The latest one, version 7. https://unite.ut.ee/repository.php. I have
modified the params.txt using the reference fasta (97% similarity) and the
reference taxonomy (97%). I have tried blast, uclust.. I have changed the
similarity threshold to 90% and still get 100% unassigned reads. I am
currently testing 75% but Qiime seems to be taking a much longer time.

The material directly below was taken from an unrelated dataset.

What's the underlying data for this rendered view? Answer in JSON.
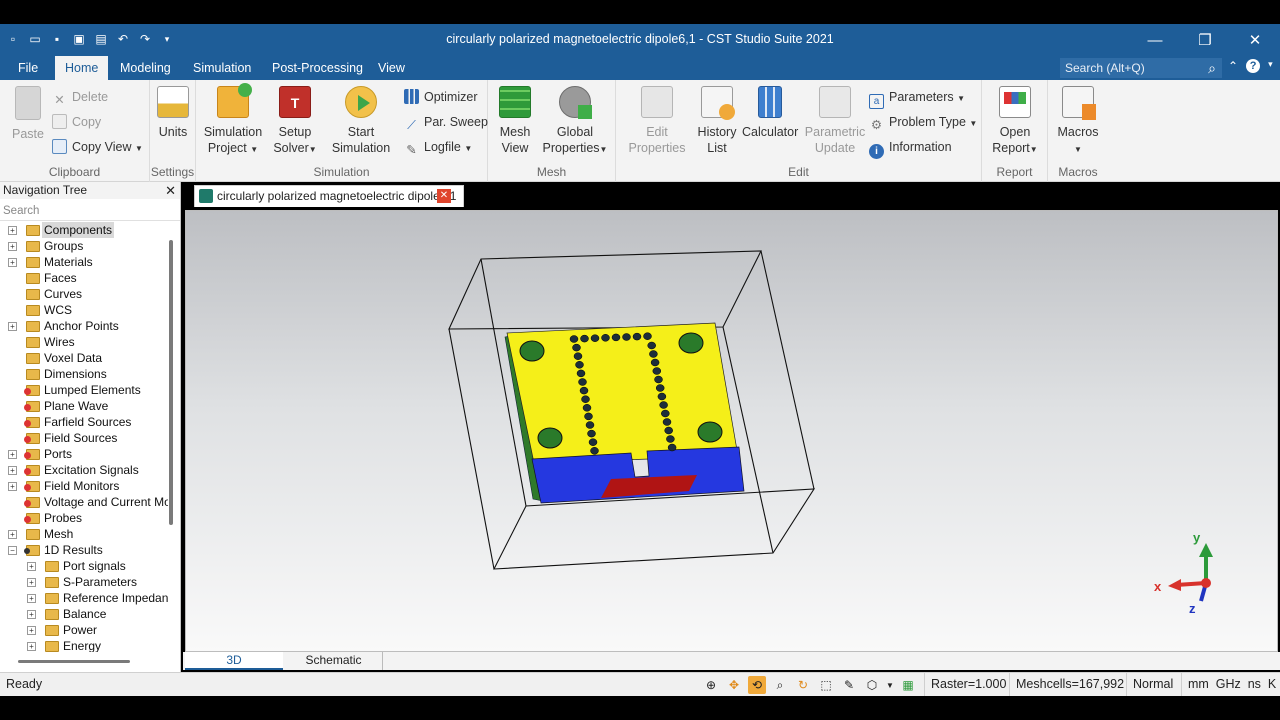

I had none of these issues using the its_12_11 reference fasta and taxonomy
mentioned in the Qiime illumina ITS tutorial but that seems to be very
outdated.

Thanks,
JT

[jonsan]

Hmmm, looking back through some old threads it seems others have had some issues with newer versions of UNITE as well. One explanation seems to have something to do with how newer versions have trimmed off SSU/LSU overhangs that might still be present in your sequences. Trying one of the proposed solutions in that thread might be helpful. In the meantime, I'll ask around and see if anyone has experience with the most recent version.

Cheers,

-jon

[Jay T]

Can you link the full path to the website? Your hyperlink just directs to the Google group webpage.

Thanks,
JT

[TonyWalters]

Hello Jay,

There should be a /developer/ folder in your UNITE database files-can you try pointing to the fasta files for OTU picking/taxonomic assignment and see if that improves the results? That should deal with the trimmed off SSU/LSU overhangs that Jon was referring to.

[jonsan]

Strange... if this link works. 

-jon

[Jay T]

Tony -

The developer folder worked fine however 30-77% of my sequences in my 30 samples are still showing up as unassigned compared to around 15-50% when I used the older ITS 12_11 database. Any suggestions?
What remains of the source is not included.